A few words about artificial intelligence
When it comes to artificial intelligence, Jirao had words of caution. He strongly believes that a “Great Purge” is underway.
“There will be a purge in the AI ecosystem,” he said. “Right now, we have a lot of companies that say they’re in the AI space, but what they’re doing is using ChatGPT, and they think that by adding a chatbot to their website, they’re becoming an AI company.”
Gerrad believes that the companies that will survive the purge are those with functional models specific to artificial intelligence and language learning. “Other AI companies will disappear. I’m sure this will happen. I have no doubt.”
Regarding reports that artificial intelligence could cause harm, Gerau compared it to what has been said about the Internet.
“There will always be repercussions because technology is not always effective, but we have to understand that although it seems quick to us, this is a gradual process – we are now seeing the results of something that took 15 years to achieve.” Develop. He said that artificial intelligence has not emerged in the past five years.
He stressed that the belief that artificial intelligence is more intelligent than humans is a misconception. “AI relies heavily on humans behind the scenes to motivate and control what the AI does,” he said.
“These systems need a lot of human intervention. You can’t leave them alone. You have to tell the AI what you want, why you want it and how you want it, so it’s not that efficient,” Jirao said, adding that AI will open up many opportunities for software and motivate engineers. .
Jirao also highlighted the dangers of the Ouroboros effect. Ouroboros is an ancient symbol of a snake eating its own tail. In AI, this term refers to a scenario in which systems begin consuming their own output as training data, creating a self-referential feedback loop that can lead to poor quality, inaccuracy, and potentially harmful biases, essentially eating their own tails.
“This is an effect that no one yet knows how to control. AI and language learning models are creating a lot of content, a lot of information, collecting ideas based on the information you give them, and they are releasing that information out there, essentially in the same environment where they They themselves collect information in order to “think and produce the information you require,” he explained.

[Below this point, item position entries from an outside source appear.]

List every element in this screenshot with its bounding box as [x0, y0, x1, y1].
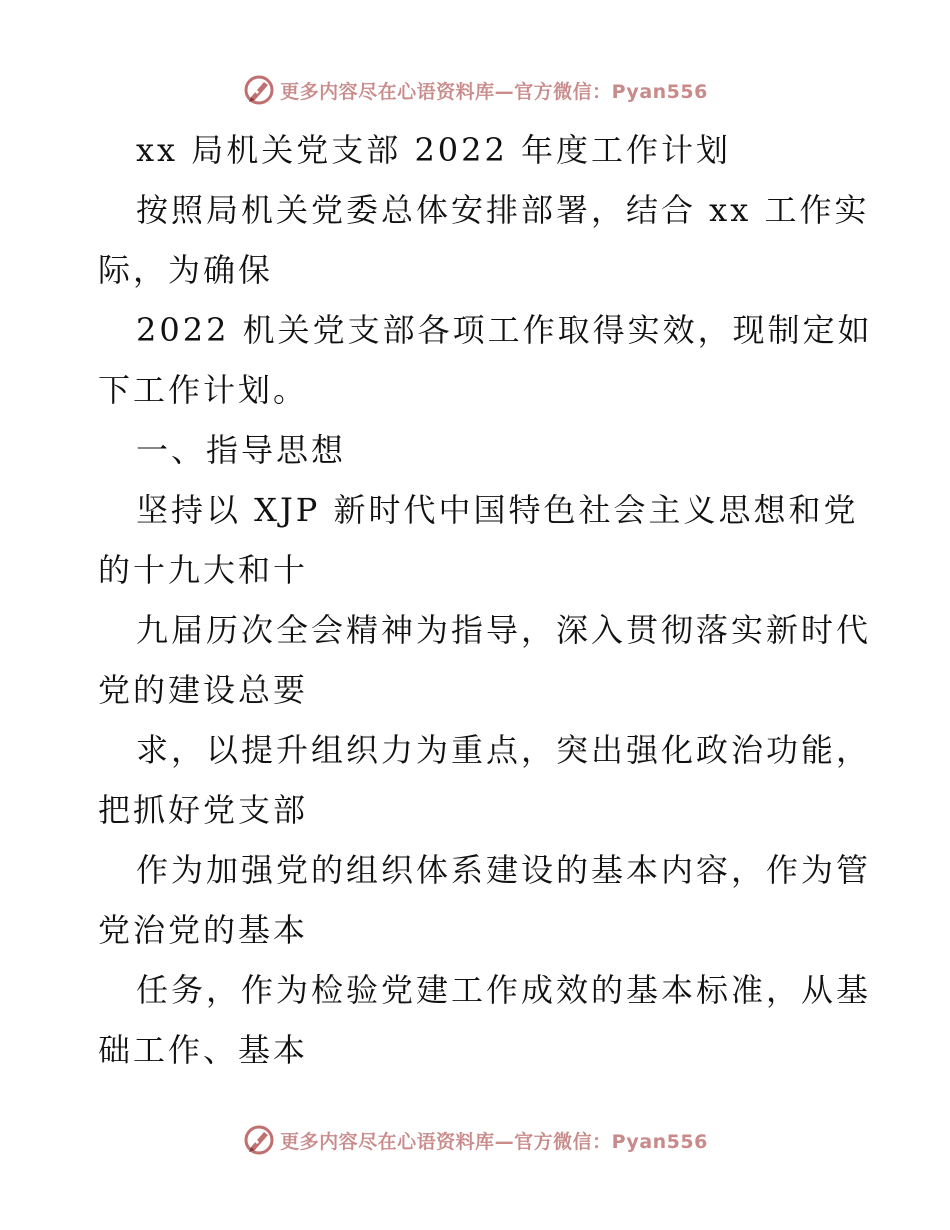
paragraph-line: 党的建设总要 — [98, 671, 309, 709]
watermark-text: 更多内容尽在心语资料库—官方微信：Pyan556 — [280, 1130, 708, 1153]
paragraph-line: 任务，作为检验党建工作成效的基本标准，从基 — [136, 971, 872, 1009]
section-heading: 一、指导思想 — [136, 431, 347, 469]
paragraph-line: 2022 机关党支部各项工作取得实效，现制定如 — [136, 311, 873, 349]
document-body — [98, 122, 873, 1082]
watermark-banner-bottom — [0, 1120, 950, 1160]
paragraph-line: 作为加强党的组织体系建设的基本内容，作为管 — [136, 851, 872, 889]
paragraph-line: 的十九大和十 — [98, 551, 309, 589]
paragraph-line: 按照局机关党委总体安排部署，结合 xx 工作实 — [136, 191, 870, 229]
paragraph-line: 求，以提升组织力为重点，突出强化政治功能， — [136, 731, 872, 769]
watermark-text: 更多内容尽在心语资料库—官方微信：Pyan556 — [280, 80, 708, 103]
paragraph-line: 际，为确保 — [98, 251, 274, 289]
watermark-banner-top — [0, 70, 950, 110]
paragraph-line: 础工作、基本 — [98, 1031, 309, 1069]
paragraph-line: 坚持以 XJP 新时代中国特色社会主义思想和党 — [136, 491, 859, 529]
paragraph-line: 党治党的基本 — [98, 911, 309, 949]
paragraph-line: 下工作计划。 — [98, 371, 309, 409]
pen-seal-icon — [242, 73, 276, 107]
paragraph-line: 九届历次全会精神为指导，深入贯彻落实新时代 — [136, 611, 872, 649]
document-title: xx 局机关党支部 2022 年度工作计划 — [136, 131, 732, 169]
pen-seal-icon — [242, 1123, 276, 1157]
paragraph-line: 把抓好党支部 — [98, 791, 309, 829]
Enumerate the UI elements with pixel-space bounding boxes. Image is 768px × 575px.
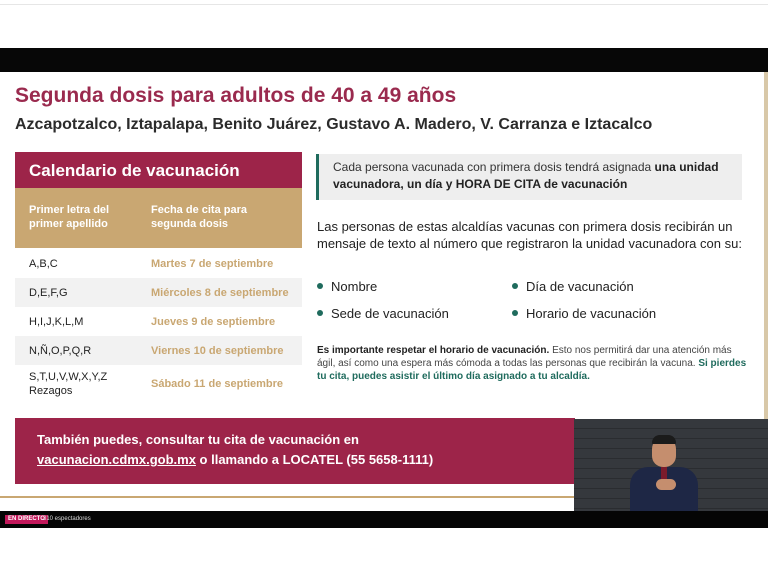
bullet-dot xyxy=(512,283,518,289)
appointment-notice xyxy=(316,154,742,200)
calendar-column-headers xyxy=(15,188,302,248)
bullet-label: Nombre xyxy=(331,279,378,294)
calendar-row-date: Viernes 10 de septiembre xyxy=(151,345,284,357)
note-emphasis: Es importante respetar el horario de vacunación. xyxy=(317,345,550,356)
note-missed-appointment: Si pierdes tu cita, puedes asistir el último día asignado a tu alcaldía. xyxy=(317,358,747,382)
interpreter-hair xyxy=(652,435,676,444)
calendar-row-letters: N,Ñ,O,P,Q,R xyxy=(29,345,92,357)
live-badge: EN DIRECTO xyxy=(5,515,48,524)
notice-highlight: una unidad vacunadora, un día y HORA DE CITA de vacunación xyxy=(333,160,719,191)
calendar-row-letters: A,B,C xyxy=(29,258,58,270)
calendar-row-letters: S,T,U,V,W,X,Y,Z xyxy=(29,371,108,383)
calendar-title: Calendario de vacunación xyxy=(15,152,302,188)
calendar-row-date: Martes 7 de septiembre xyxy=(151,258,274,270)
calendar-column-letter: Primer letra del primer apellido xyxy=(29,204,110,230)
presentation-slide xyxy=(0,72,768,520)
info-bullet xyxy=(512,279,634,294)
sms-info-paragraph: Las personas de estas alcaldías vacunas con primera dosis recibirán un mensaje de texto al número que registraron la unidad vacunadora con su: xyxy=(317,219,742,251)
banner-line-1: También puedes, consultar tu cita de vacunación en xyxy=(37,432,359,447)
calendar-row-letters-extra: Rezagos xyxy=(29,385,73,397)
info-bullet xyxy=(317,279,377,294)
info-bullet xyxy=(512,306,656,321)
calendar-row xyxy=(15,307,302,336)
calendar-row-letters: D,E,F,G xyxy=(29,287,68,299)
calendar-row-date: Jueves 9 de septiembre xyxy=(151,316,276,328)
page-top-area xyxy=(0,0,768,48)
banner-locatel-text: o llamando a LOCATEL (55 5658-1111) xyxy=(195,452,434,467)
video-status-bar xyxy=(0,511,768,528)
slide-subtitle: Azcapotzalco, Iztapalapa, Benito Juárez, Gustavo A. Madero, V. Carranza e Iztacalco xyxy=(15,116,653,133)
interpreter-hand xyxy=(656,479,676,490)
calendar-row xyxy=(15,278,302,307)
bullet-dot xyxy=(317,310,323,316)
calendar-row-date: Miércoles 8 de septiembre xyxy=(151,287,289,299)
notice-text: Cada persona vacunada con primera dosis tendrá asignada xyxy=(333,160,655,174)
schedule-note xyxy=(317,344,747,383)
bullet-label: Horario de vacunación xyxy=(526,306,657,321)
calendar-column-date: Fecha de cita para segunda dosis xyxy=(151,204,247,230)
calendar-row xyxy=(15,336,302,365)
slide-title: Segunda dosis para adultos de 40 a 49 años xyxy=(15,84,457,107)
viewer-count: 310 espectadores xyxy=(43,516,91,522)
banner-line-2 xyxy=(37,452,433,467)
bullet-dot xyxy=(512,310,518,316)
note-body: Esto nos permitirá dar una atención más ágil, así como una espera más cómoda a todas las personas que recibirán la vacuna. xyxy=(317,345,732,369)
contact-banner xyxy=(15,418,575,484)
bullet-label: Día de vacunación xyxy=(526,279,634,294)
video-player[interactable] xyxy=(0,48,768,528)
top-divider xyxy=(0,4,768,5)
slide-bottom-line xyxy=(0,496,574,498)
calendar-row-letters: H,I,J,K,L,M xyxy=(29,316,84,328)
video-top-letterbox xyxy=(0,48,768,72)
calendar-row-date: Sábado 11 de septiembre xyxy=(151,378,284,390)
info-bullet xyxy=(317,306,449,321)
calendar-row xyxy=(15,248,302,278)
vacunacion-link[interactable]: vacunacion.cdmx.gob.mx xyxy=(37,452,196,467)
bullet-label: Sede de vacunación xyxy=(331,306,449,321)
bullet-dot xyxy=(317,283,323,289)
calendar-row xyxy=(15,365,302,403)
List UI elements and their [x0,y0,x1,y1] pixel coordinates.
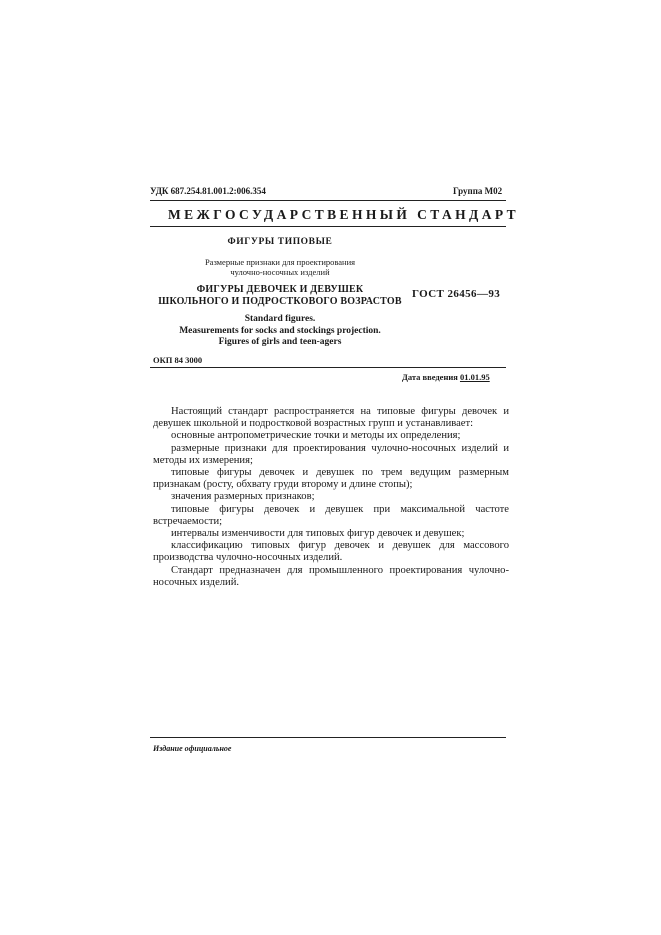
paragraph: значения размерных признаков; [171,491,315,503]
title-line-1: ФИГУРЫ ТИПОВЫЕ [227,237,333,247]
introduction-date [402,372,490,382]
standard-banner: МЕЖГОСУДАРСТВЕННЫЙ СТАНДАРТ [168,207,520,222]
footer-divider [150,737,506,738]
paragraph: классификацию типовых фигур девочек и девушек для массового производства чулочно-носочных изделий. [153,540,509,564]
title-english-1: Standard figures. [244,314,316,324]
paragraph: размерные признаки для проектирования чулочно-носочных изделий и методы их измерения; [153,442,509,466]
paragraph: Стандарт предназначен для промышленного проектирования чулочно-носочных изделий. [153,564,509,588]
title-subtitle [150,257,410,277]
title-main [150,284,410,308]
title-english [150,314,410,349]
group-code: Группа М02 [453,186,503,196]
paragraph: Настоящий стандарт распространяется на типовые фигуры девочек и девушек школьной и подростковой возрастных групп и устанавливает: [153,406,509,430]
title-subtitle-b: чулочно-носочных изделий [230,267,330,277]
title-main-b: ШКОЛЬНОГО И ПОДРОСТКОВОГО ВОЗРАСТОВ [158,296,402,307]
date-label: Дата введения [402,372,458,382]
title-english-3: Figures of girls and teen-agers [218,337,342,347]
date-value: 01.01.95 [459,372,490,382]
paragraph: типовые фигуры девочек и девушек при максимальной частоте встречаемости; [153,503,509,527]
scope-text [153,406,509,589]
title-subtitle-a: Размерные признаки для проектирования [204,257,356,267]
official-edition-note: Издание официальное [153,744,232,753]
title-main-a: ФИГУРЫ ДЕВОЧЕК И ДЕВУШЕК [196,284,364,295]
gost-number: ГОСТ 26456—93 [412,288,501,300]
paragraph: типовые фигуры девочек и девушек по трем ведущим размерным признакам (росту, обхвату груди второму и длине стопы); [153,467,509,491]
paragraph: основные антропометрические точки и методы их определения; [171,430,461,442]
title-english-2: Measurements for socks and stockings projection. [179,325,381,336]
udk-code: УДК 687.254.81.001.2:006.354 [150,186,266,196]
banner-divider [150,226,506,227]
date-divider [150,367,506,368]
paragraph: интервалы изменчивости для типовых фигур девочек и девушек; [171,528,465,540]
okp-code: ОКП 84 3000 [153,355,203,365]
top-divider [150,200,506,201]
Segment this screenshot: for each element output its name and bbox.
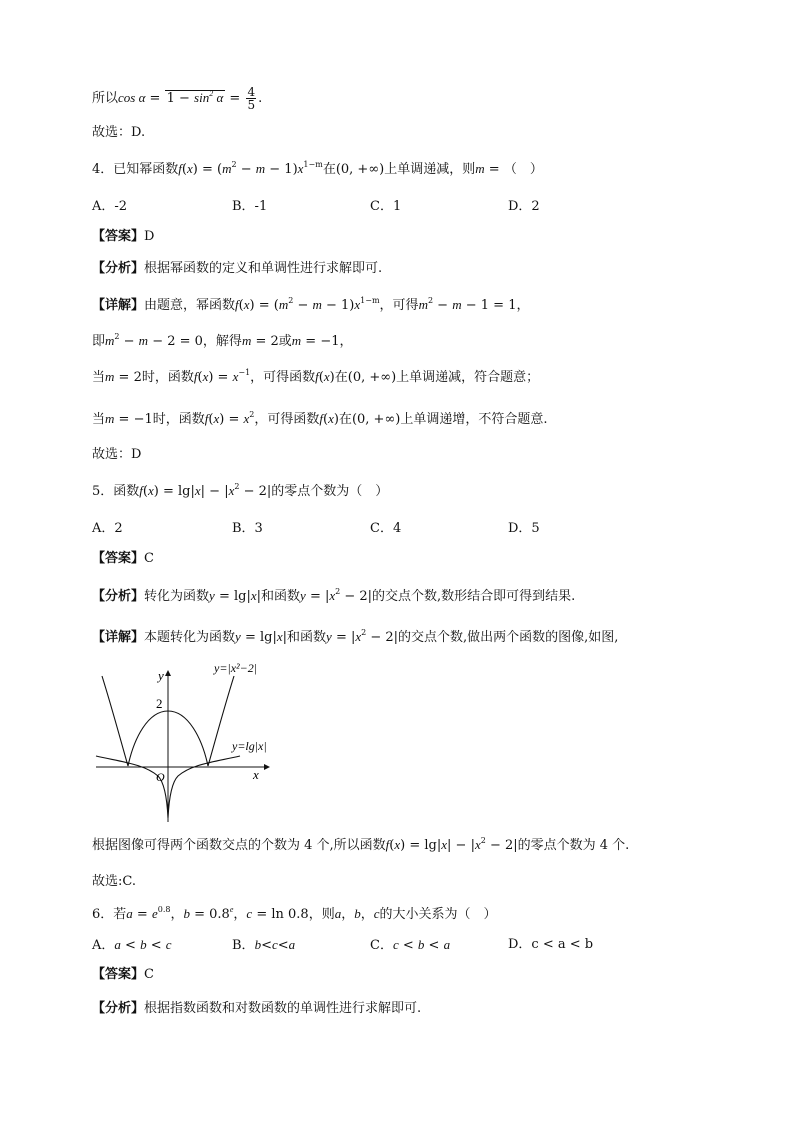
q4-analysis: 【分析】根据幂函数的定义和单调性进行求解即可. bbox=[92, 261, 383, 276]
origin-label: O bbox=[156, 770, 165, 784]
cos-line: 所以$\cos \alpha = 1 - \sin^2 \alpha$ = $\frac{4}{5}$ . bbox=[92, 85, 263, 112]
q5-analysis: 【分析】转化为函数y = lg|x|和函数$y = |x^2 - 2|$的交点个数,数形结合即可得到结果. bbox=[92, 587, 576, 604]
function-graph bbox=[92, 658, 282, 826]
q6-option-c: C．c < b < a bbox=[370, 937, 451, 953]
q6-option-d: D．c < a < b bbox=[508, 937, 594, 952]
fraction: $\frac{4}{5}$ bbox=[247, 85, 256, 112]
q6-option-a: A．a < b < c bbox=[92, 937, 172, 953]
text: 所以 bbox=[92, 91, 119, 106]
q4-detail-2: 即$m^2 - m - 2 = 0$，解得m = 2或m = −1， bbox=[92, 332, 353, 349]
q4-detail-3: 当m = 2时，函数$f(x) = x^{-1}$，可得函数f(x)在(0, +∞)上单调递减，符合题意； bbox=[92, 368, 540, 385]
q5-choice: 故选:C. bbox=[92, 874, 136, 889]
x-axis-arrow bbox=[264, 764, 270, 770]
q6-stem: 6．若$a = e^{0.8}$，b = 0.8$^e$，c = ln 0.8，则a，b，c的大小关系为（ ） bbox=[92, 905, 497, 922]
q5-option-a: A．2 bbox=[92, 521, 123, 536]
q4-stem: 4．已知幂函数$f(x) = (m^2 - m - 1)x^{1-m}$在(0, +∞)上单调递减，则m = （ ） bbox=[92, 160, 543, 177]
y-axis-label: y bbox=[158, 668, 164, 683]
q4-option-b: B．-1 bbox=[232, 199, 268, 214]
tick-2-label: 2 bbox=[156, 696, 163, 711]
label-abs-quadratic: y=|x²−2| bbox=[214, 661, 258, 675]
q5-option-d: D．5 bbox=[508, 521, 540, 536]
q4-option-c: C．1 bbox=[370, 199, 402, 214]
q5-detail: 【详解】本题转化为函数y = lg|x|和函数$y = |x^2 - 2|$的交点个数,做出两个函数的图像,如图, bbox=[92, 628, 619, 645]
y-axis-arrow bbox=[165, 670, 171, 676]
q4-option-d: D．2 bbox=[508, 199, 540, 214]
q5-conclusion: 根据图像可得两个函数交点的个数为 4 个,所以函数$f(x) = \lg|x| - |x^2 - 2|$的零点个数为 4 个. bbox=[92, 836, 630, 853]
q4-choice: 故选：D bbox=[92, 447, 142, 462]
q5-stem: 5．函数$f(x) = \lg|x| - |x^2 - 2|$的零点个数为（ ） bbox=[92, 482, 389, 499]
x-axis-label: x bbox=[253, 767, 259, 782]
q4-detail-4: 当m = −1时，函数$f(x) = x^2$，可得函数f(x)在(0, +∞)上单调递增，不符合题意. bbox=[92, 410, 548, 427]
q5-option-b: B．3 bbox=[232, 521, 263, 536]
q6-option-b: B．b<c<a bbox=[232, 937, 296, 953]
q4-detail-1: 【详解】由题意，幂函数$f(x) = (m^2 - m - 1)x^{1-m}$，可得$m^2 - m - 1 = 1$， bbox=[92, 296, 530, 313]
q4-option-a: A．-2 bbox=[92, 199, 128, 214]
choice-line: 故选：D. bbox=[92, 125, 146, 140]
label-log-abs: y=lg|x| bbox=[232, 739, 267, 753]
q6-analysis: 【分析】根据指数函数和对数函数的单调性进行求解即可. bbox=[92, 1001, 422, 1016]
q4-answer: 【答案】D bbox=[92, 229, 155, 244]
q5-option-c: C．4 bbox=[370, 521, 402, 536]
q5-answer: 【答案】C bbox=[92, 551, 154, 566]
q6-answer: 【答案】C bbox=[92, 967, 154, 982]
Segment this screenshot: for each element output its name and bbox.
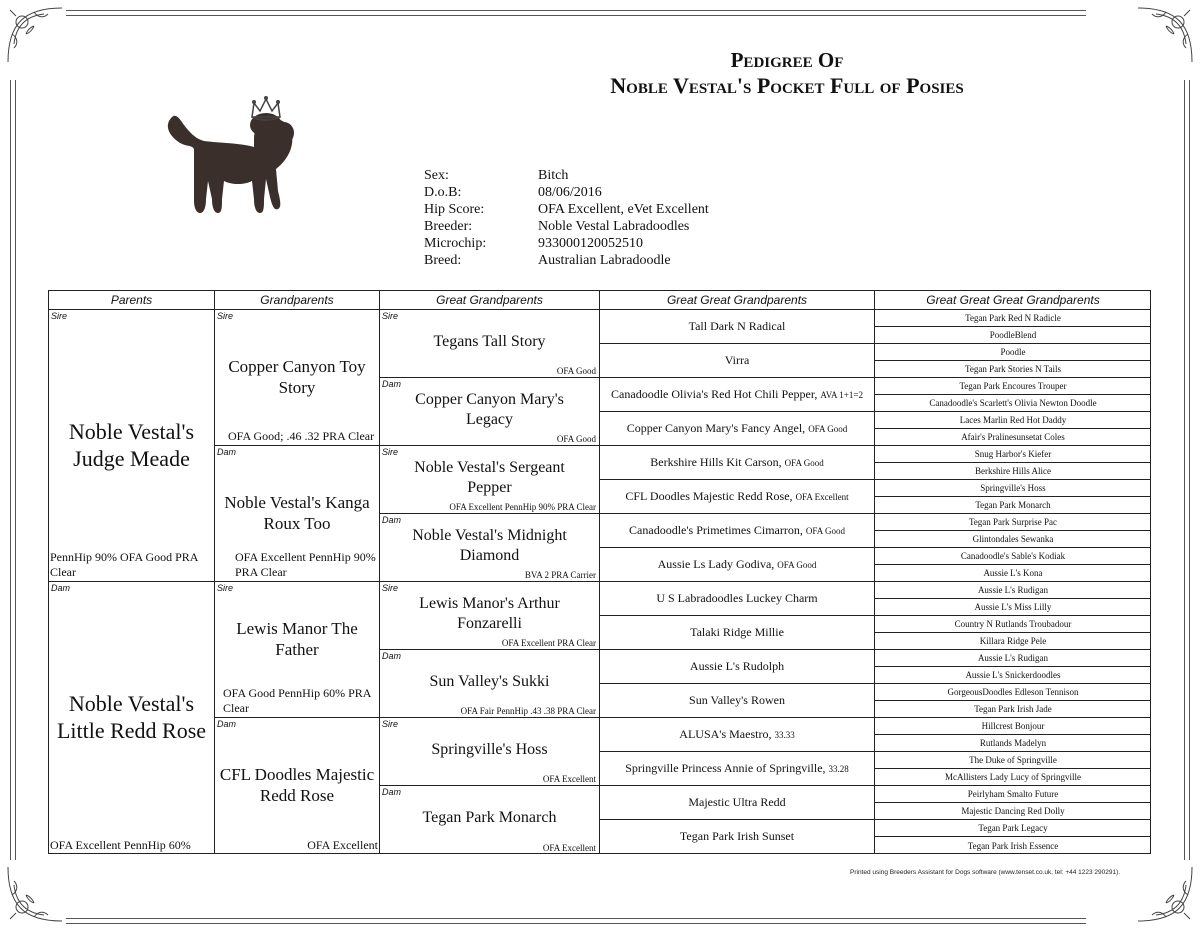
ggg-grandparent-cell: Poodle	[875, 344, 1151, 361]
ggg-grandparent-cell: Majestic Dancing Red Dolly	[875, 803, 1151, 820]
gg-grandparent-cell	[600, 412, 875, 446]
header-ggg-grandparents: Great Great Great Grandparents	[875, 291, 1151, 310]
gg-grandparent-name: Sun Valley's Rowen	[689, 692, 785, 707]
info-label: Sex:	[424, 168, 449, 183]
print-footer: Printed using Breeders Assistant for Dogs software (www.tenset.co.uk, tel: +44 1223 290291).	[850, 869, 1121, 876]
health-info: OFA Excellent	[542, 774, 596, 784]
great-grandparent-cell	[380, 718, 600, 786]
gg-grandparent-name: CFL Doodles Majestic Redd Rose,	[625, 488, 793, 503]
gg-grandparent-name: Tall Dark N Radical	[688, 318, 786, 333]
info-row-breed	[424, 252, 709, 269]
info-value: 933000120052510	[538, 236, 643, 251]
parent-cell-dam	[49, 582, 215, 854]
health-info: OFA Good	[556, 434, 596, 444]
header-great-grandparents: Great Grandparents	[380, 291, 600, 310]
role-label: Dam	[51, 583, 71, 593]
health-info: OFA Excellent	[542, 843, 596, 853]
corner-ornament-bottom-right	[1134, 863, 1196, 925]
info-label: Breeder:	[424, 219, 473, 234]
health-info: BVA 2 PRA Carrier	[524, 570, 596, 580]
gg-grandparent-cell	[600, 548, 875, 582]
gg-grandparent-name: Berkshire Hills Kit Carson,	[650, 454, 782, 469]
ggg-grandparent-cell: Tegan Park Monarch	[875, 497, 1151, 514]
ggg-grandparent-cell: Springville's Hoss	[875, 480, 1151, 497]
ggg-grandparent-cell: Aussie L's Miss Lilly	[875, 599, 1151, 616]
health-info: OFA Excellent PennHip 90% PRA Clear	[449, 502, 596, 512]
health-info: OFA Good; .46 .32 PRA Clear	[228, 429, 375, 443]
ggg-grandparent-cell: Tegan Park Irish Jade	[875, 701, 1151, 718]
health-info: OFA Good	[556, 366, 596, 376]
info-row-microchip	[424, 235, 709, 252]
frame-bottom-line-inner	[66, 923, 1086, 924]
ggg-grandparent-cell: Aussie L's Snickerdoodles	[875, 667, 1151, 684]
ggg-grandparent-cell: McAllisters Lady Lucy of Springville	[875, 769, 1151, 786]
health-info: OFA Good	[784, 457, 824, 468]
gg-grandparent-name: Springville Princess Annie of Springville,	[625, 760, 826, 775]
ggg-grandparent-cell: The Duke of Springville	[875, 752, 1151, 769]
header-grandparents: Grandparents	[215, 291, 380, 310]
info-row-sex	[424, 167, 709, 184]
grandparent-name: CFL Doodles Majestic Redd Rose	[219, 765, 375, 805]
info-label: D.o.B:	[424, 185, 462, 200]
great-grandparent-name: Lewis Manor's Arthur Fonzarelli	[419, 595, 560, 632]
frame-right-line-inner	[1189, 80, 1190, 860]
frame-left-line	[10, 80, 11, 860]
title-line-1: Pedigree Of	[730, 48, 844, 72]
title-line-2: Noble Vestal's Pocket Full of Posies	[610, 73, 964, 98]
ggg-grandparent-cell: Hillcrest Bonjour	[875, 718, 1151, 735]
ggg-grandparent-cell: Tegan Park Legacy	[875, 820, 1151, 837]
ggg-grandparent-cell: Aussie L's Kona	[875, 565, 1151, 582]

“So, you have all these models producing information on such a large scale that it’s possible for them to start feeding themselves off of the same information that they’re producing,” Girau added.
J Torres is a freelance journalist, writer and editor. She has worked in business journalism for more than 25 years, including positions as reporter and copy editor at Caribbean Business, business editor at the San Juan Star and oil markets editor at S&P Global Platts (formerly McGraw Hill). She has also worked in marketing on and off for decades, and now freelances for local marketing and communications agencies.